Творческой биографии Моры сопутствовало странное явление. Каждый раз, когда задумывался роман, современники (и читатели, и издатели) ожидали чего-то грандиозного, настоящего эпического полотна, романа — символа эпохи. Так видел свои будущие произведения и сам автор (заметим, что ровно то же самое происходит с Мартоном Варгой). В итоге, как правило, получался вариант значительно более облегченный, о чем лучше всего сказал устами своего героя сам Мора: «На свете есть множество романов лучше моего, хотя и он не лишен достоинств; я прекрасно понимаю, что взламывать витрины книжных лавок из-за него не станут. Это не роскошный ананас — ходовой товар мирового рынка, а всего лишь летнее кисло-сладкое яблоко. Но ведь есть на свете и такие гурманы, которые находят в яблоках особый букет, не свойственный ни одному, даже самому роскошному южному плоду». Однако как бы то ни было, «Дочь четырех отцов» — безусловная удача, быть может, именно благодаря тому, что писалась эта книга не как серьезный роман, а как полушутливое размышление о романе, испытание возможностей жанра.

В. Белоусова

Послесловие к предыдущему изданию

Это еще что такое? — нахмурит брови читатель. — Надо полагать, этот господин не знает, что порядочные люди не читают предисловий: им и без того известно все, что в них написано.

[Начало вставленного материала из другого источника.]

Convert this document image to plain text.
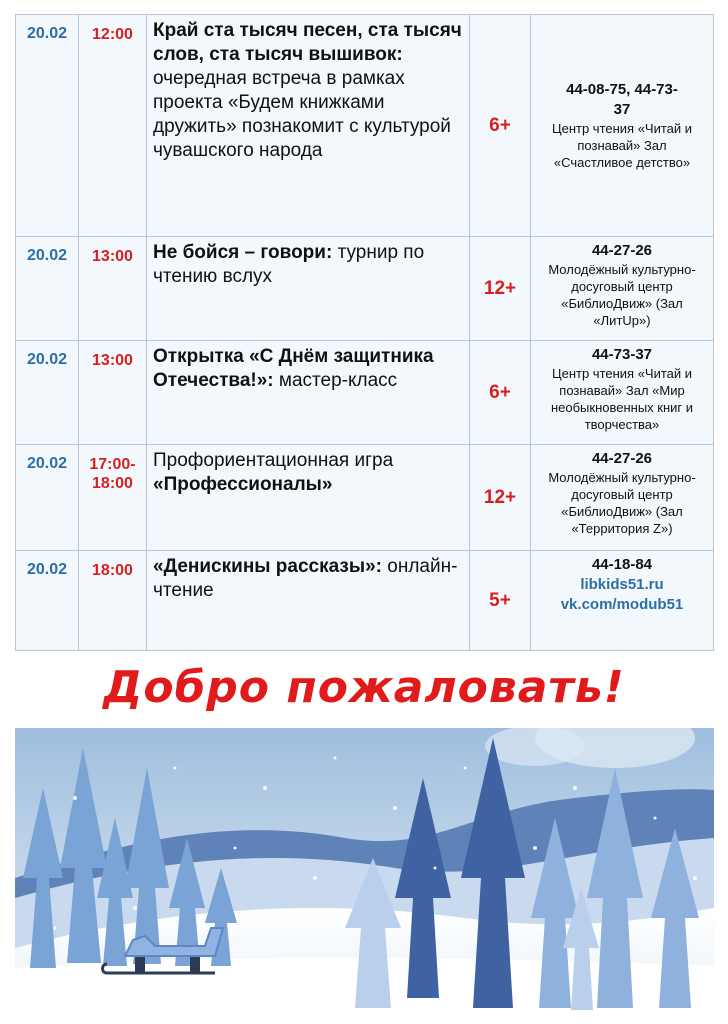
20.02	12:00	Край ста тысяч песен, ста тысяч слов, ста тысяч вышивок: очередная встреча в рамках проекта «Будем книжками дружить» познакомит с культурой чувашского народа	6+	44-08-75, 44-73-37
Центр чтения «Читай и познавай» Зал «Счастливое детство»

20.02	13:00	Не бойся – говори: турнир по чтению вслух	12+	44-27-26
Молодёжный культурно-досуговый центр «БиблиоДвиж» (Зал «ЛитUp»)

20.02	13:00	Открытка «С Днём защитника Отечества!»: мастер-класс	6+	44-73-37
Центр чтения «Читай и познавай» Зал «Мир необыкновенных книг и творчества»

20.02	17:00-18:00	Профориентационная игра «Профессионалы»	12+	44-27-26
Молодёжный культурно-досуговый центр «БиблиоДвиж» (Зал «Территория Z»)

20.02	18:00	«Денискины рассказы»: онлайн-чтение	5+	44-18-84
libkids51.ru
vk.com/modub51
Добро пожаловать!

Тут писатель начинает отпираться, оправдываться, искать смягчающие обстоятельства — и все затем, чтобы заранее убедить читателя в том, что намерения у него самые благие и он вполне заслуживает прощения. Но читатель — он тоже себе на уме, его так просто не собьешь. Вознамерившись прочитать роман, он первым делом заглянет в конец, и если конец придется ему по вкусу, тогда уж начнет читать с начала, но к предисловию из принципа не притронется.

Сам я читатель достаточно опытный, чтобы полностью отдавать себе отчет в бесполезности предисловий. Именно потому я и пишу послесловие — у послесловия куда больше шансов на успех. Это как эксгумация: не всегда интересно, но всегда может оказаться интересно.